Update: Tony Snow is saying that Bush put the watch in his pocket. (thx, hal)
The inept security theater at the airport. “For theater on a grand scale, you can’t do better than the audience-participation dramas performed at airports, under the direction of the Transportation Security Administration.”
Even though the most popular password on MySpace is “password1” (the 5th most popular password is “blink182”), most users’ passwords are pretty good…and better than corporate employees’ passwords.
Bruce Schneier: “It’s time we calm down and fight terror with antiterror. Our job is to think critically and rationally, and to ignore the cacophony of other interests trying to use terrorism to advance political careers or increase a television show’s viewership.”

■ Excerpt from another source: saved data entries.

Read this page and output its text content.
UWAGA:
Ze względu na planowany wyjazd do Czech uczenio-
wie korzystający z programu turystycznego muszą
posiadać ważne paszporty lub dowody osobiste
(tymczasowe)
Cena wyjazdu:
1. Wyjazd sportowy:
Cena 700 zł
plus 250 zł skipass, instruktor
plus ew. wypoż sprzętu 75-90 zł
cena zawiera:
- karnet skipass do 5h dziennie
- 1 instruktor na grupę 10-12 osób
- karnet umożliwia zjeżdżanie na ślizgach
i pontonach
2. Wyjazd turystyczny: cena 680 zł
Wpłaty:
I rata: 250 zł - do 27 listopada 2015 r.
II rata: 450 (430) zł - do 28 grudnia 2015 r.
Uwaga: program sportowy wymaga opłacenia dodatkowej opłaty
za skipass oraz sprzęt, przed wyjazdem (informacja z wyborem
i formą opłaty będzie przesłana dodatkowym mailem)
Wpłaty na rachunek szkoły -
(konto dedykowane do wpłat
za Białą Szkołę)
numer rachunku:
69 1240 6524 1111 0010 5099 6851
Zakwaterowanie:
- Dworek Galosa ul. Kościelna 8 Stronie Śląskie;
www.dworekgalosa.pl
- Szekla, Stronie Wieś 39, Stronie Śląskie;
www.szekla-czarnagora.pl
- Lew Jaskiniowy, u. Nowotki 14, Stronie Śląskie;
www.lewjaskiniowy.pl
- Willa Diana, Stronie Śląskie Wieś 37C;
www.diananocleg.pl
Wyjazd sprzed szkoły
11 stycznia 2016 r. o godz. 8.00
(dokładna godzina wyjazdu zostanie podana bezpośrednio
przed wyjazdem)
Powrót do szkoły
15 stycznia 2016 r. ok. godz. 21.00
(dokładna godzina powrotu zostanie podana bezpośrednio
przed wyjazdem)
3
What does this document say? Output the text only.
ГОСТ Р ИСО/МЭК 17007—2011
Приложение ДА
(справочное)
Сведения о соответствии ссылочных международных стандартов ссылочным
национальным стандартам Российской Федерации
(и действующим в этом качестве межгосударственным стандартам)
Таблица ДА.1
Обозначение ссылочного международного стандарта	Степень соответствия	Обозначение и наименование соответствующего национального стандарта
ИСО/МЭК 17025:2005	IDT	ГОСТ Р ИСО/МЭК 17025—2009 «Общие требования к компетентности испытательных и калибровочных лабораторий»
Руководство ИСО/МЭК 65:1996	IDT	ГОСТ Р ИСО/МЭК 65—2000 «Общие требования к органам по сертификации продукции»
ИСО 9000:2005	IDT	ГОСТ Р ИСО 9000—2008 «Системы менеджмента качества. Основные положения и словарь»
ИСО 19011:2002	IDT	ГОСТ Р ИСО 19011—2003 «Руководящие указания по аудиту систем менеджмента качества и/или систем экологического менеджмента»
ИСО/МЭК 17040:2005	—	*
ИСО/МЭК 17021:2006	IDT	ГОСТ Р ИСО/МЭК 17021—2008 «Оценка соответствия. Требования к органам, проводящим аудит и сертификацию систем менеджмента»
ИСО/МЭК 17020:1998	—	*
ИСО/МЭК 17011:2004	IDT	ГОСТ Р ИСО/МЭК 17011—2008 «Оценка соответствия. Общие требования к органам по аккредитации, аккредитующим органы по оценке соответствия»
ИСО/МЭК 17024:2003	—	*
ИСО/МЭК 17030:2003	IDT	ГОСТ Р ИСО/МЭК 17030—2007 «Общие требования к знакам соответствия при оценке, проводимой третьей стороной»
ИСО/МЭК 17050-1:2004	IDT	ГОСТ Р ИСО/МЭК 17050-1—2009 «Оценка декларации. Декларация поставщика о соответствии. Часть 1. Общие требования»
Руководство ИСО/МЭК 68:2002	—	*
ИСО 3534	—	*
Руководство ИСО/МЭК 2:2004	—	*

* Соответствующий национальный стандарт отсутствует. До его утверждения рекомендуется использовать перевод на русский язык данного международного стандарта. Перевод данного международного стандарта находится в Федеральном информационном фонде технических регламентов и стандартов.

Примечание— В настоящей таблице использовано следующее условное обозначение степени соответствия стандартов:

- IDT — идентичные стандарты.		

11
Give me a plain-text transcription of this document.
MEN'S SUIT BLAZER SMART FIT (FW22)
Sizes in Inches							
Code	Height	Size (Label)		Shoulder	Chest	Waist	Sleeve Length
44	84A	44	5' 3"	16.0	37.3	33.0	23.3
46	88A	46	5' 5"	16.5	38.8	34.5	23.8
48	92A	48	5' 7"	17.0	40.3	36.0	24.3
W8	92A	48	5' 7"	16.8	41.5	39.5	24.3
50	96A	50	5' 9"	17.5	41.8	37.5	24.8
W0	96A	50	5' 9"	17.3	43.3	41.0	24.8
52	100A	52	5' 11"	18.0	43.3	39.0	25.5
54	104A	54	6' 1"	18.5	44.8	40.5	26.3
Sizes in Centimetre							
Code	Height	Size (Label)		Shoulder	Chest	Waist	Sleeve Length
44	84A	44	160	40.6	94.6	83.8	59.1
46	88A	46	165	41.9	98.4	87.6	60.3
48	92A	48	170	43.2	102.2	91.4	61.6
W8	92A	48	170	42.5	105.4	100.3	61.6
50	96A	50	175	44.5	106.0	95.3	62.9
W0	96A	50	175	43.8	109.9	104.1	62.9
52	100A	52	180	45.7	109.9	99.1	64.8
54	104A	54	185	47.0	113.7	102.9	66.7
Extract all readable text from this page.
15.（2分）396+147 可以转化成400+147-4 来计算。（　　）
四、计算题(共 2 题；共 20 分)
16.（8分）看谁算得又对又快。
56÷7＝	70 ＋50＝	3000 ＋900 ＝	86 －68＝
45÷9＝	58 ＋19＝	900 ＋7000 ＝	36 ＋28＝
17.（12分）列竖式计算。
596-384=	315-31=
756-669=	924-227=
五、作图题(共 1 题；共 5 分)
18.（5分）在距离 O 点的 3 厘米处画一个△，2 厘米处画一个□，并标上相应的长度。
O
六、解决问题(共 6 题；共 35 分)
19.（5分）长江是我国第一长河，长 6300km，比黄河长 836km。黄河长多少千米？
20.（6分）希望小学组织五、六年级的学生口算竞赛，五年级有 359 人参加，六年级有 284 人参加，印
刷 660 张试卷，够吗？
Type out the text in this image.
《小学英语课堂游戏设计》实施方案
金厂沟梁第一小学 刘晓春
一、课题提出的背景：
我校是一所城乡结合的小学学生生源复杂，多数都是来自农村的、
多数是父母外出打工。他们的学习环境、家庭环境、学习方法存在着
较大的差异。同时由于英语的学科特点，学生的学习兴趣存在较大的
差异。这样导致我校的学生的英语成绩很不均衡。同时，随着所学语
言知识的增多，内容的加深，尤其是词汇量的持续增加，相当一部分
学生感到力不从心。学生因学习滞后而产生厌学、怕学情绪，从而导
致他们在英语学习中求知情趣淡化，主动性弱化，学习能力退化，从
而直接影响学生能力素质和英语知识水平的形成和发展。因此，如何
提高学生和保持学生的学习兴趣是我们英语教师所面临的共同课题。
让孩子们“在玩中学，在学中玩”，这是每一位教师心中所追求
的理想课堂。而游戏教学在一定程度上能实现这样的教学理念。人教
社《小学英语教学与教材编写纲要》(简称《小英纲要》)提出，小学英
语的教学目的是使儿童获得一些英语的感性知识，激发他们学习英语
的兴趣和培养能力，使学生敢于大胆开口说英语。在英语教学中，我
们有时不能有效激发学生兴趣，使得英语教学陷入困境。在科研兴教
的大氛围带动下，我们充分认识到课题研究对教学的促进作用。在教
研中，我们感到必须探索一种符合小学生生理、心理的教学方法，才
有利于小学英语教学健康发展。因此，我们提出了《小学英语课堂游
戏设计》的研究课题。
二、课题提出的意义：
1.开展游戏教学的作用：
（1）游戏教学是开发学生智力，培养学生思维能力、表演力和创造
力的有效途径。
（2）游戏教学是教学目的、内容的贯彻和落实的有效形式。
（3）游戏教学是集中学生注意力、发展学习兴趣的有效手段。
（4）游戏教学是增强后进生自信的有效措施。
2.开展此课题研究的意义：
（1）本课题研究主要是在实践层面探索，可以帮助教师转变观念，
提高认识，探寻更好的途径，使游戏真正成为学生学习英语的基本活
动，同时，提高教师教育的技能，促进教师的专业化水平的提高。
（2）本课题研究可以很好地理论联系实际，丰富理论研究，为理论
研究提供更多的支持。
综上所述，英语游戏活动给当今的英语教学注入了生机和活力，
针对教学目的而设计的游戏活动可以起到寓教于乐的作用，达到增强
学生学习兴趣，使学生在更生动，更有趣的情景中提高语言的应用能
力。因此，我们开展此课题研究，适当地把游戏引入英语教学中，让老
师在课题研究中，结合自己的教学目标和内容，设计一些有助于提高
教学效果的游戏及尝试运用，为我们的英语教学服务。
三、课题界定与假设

Q. Is it possible to use a wireless Internet connection on a plane?
A. Yes, if you happen to be flying on an airline that offers the service. International carriers like Korean Air, Lufthansa and Singapore Airlines already have wireless broadband service on many routes; fees for using it vary. Check with your airline to see if it offers in-flight Internet.
So says the NY Times. While it may not be possible to use wireless Internet connections on the plane, it is possible to use wireless connections. Apple laptops can create networks which other computers with wireless capability can join. Bluetooth capable devices like laptops and cellphones can communicate with each other over smaller distances.
Since 9/11, I’ve often thought that this would be an effective way for a group of people to coordinate some nefarious action on a plane without attracting any attention. Five or six people scattered about the plane on laptops, iChatting plans to one another, wouldn’t be unusual at all. Of course, a properly trained group wouldn’t need to communicate with each other at all after boarding the plane. Nor, says Bruce Schneier, should we ban things like cellphones and Internet access on airplanes for security reasons.
Bruce Schneier on the sorry state of airport security. “Exactly two things have made airline travel safer since 9/11: reinforcement of cockpit doors, and passengers who now know that they may have to fight back. Everything else…is security theater.”
Bruce Schneier on how to mitigate identity theft. “If we’re ever going to manage the risks and effects of electronic impersonation, we must concentrate on preventing and detecting fraudulent transactions.”